Others ridiculed the commissioners’ devotion to “stability”: “Historical reparation is not an emotional or sentimental issue,” they wrote. “It is a rational and historically based attempt to promote equality in human society.” The controversy seems destined to continue for some time, even as some scientific bodies have taken matters into their own hands. In 2020, the American Society of Ichthyologists and Herpetologists changed the name of its journal on fish and amphibians, known until then as Copeia. The change acknowledged the flagrantly racist views of the journal’s namesake, the 19th century paleontologist Edward Drinker Cope, who placed white males at the pinnacle of human development and listed among “inferior” groups nonwhite races, women and southern European whites.
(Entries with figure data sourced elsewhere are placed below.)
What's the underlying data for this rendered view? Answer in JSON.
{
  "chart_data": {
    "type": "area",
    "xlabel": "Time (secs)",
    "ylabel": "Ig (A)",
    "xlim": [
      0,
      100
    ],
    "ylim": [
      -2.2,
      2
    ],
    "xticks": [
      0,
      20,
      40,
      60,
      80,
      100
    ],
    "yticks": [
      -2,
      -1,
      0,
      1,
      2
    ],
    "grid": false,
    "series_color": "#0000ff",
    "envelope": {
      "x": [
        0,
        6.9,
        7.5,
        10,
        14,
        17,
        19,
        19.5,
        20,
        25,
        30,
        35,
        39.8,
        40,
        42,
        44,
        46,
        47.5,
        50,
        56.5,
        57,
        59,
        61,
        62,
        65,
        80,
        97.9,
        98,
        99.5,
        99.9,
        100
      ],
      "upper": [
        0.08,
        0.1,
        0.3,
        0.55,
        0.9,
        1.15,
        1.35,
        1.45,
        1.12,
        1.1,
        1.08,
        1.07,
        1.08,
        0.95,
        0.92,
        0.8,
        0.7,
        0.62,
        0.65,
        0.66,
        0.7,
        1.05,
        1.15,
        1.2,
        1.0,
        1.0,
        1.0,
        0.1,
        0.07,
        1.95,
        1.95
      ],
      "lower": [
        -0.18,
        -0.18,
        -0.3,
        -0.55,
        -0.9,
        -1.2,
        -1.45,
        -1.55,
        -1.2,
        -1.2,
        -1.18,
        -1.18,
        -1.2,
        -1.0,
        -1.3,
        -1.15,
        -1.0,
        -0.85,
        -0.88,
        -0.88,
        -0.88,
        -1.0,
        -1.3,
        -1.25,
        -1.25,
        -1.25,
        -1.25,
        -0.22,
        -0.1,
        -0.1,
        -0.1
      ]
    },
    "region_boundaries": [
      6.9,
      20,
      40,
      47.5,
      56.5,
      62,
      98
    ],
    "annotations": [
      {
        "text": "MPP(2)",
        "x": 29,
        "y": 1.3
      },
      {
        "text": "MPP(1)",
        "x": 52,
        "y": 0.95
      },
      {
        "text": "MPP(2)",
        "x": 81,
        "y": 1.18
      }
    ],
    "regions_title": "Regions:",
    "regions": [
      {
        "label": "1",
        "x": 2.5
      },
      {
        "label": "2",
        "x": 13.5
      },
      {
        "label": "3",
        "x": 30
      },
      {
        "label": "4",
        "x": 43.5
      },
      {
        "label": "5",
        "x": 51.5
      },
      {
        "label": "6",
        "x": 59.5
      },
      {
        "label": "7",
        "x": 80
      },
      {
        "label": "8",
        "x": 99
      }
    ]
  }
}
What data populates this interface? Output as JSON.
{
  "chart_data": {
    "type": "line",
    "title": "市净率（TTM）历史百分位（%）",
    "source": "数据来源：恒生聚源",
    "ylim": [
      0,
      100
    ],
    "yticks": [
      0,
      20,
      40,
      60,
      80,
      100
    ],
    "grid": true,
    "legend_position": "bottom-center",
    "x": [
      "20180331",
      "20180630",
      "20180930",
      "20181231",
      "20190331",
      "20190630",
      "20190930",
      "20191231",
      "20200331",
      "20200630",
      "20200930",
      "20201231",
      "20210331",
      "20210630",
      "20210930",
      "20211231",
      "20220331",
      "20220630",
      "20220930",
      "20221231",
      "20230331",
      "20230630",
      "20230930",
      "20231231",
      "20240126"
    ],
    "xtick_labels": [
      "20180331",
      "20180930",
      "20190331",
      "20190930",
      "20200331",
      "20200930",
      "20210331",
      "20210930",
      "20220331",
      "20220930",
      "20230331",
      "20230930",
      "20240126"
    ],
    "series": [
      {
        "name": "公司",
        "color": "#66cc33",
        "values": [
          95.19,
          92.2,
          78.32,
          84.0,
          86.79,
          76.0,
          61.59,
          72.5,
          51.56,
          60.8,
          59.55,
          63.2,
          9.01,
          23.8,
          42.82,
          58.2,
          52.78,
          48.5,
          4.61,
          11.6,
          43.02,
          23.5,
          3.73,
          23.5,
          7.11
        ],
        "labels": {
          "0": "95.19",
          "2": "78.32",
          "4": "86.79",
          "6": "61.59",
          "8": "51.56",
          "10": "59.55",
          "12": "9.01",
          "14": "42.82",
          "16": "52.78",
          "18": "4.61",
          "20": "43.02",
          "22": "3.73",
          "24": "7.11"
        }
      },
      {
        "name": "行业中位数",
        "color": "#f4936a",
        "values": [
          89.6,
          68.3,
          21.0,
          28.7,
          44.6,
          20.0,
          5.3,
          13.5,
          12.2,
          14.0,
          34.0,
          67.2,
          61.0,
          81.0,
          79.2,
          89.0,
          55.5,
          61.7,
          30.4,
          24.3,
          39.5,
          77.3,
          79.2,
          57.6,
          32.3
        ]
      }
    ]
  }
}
According to the late Stephen Jay Gould, Cope agitated to ban immigration by Jews and southern Europeans, and particularly despised the Irish. The journal was renamed Ichthyology and Herpetology. Nonscientific names for animals and plants have been easier to update to confirm with contemporary sensibilities. What was once known as the Jewfish is now the Atlantic Goliath Grouper. The gypsy moth was renamed the spongy moth by the Entomological Society of America last year, and the former Hottentot Teal, a duck, was renamed the Blue-Billed Teal by the American Ornithological Society.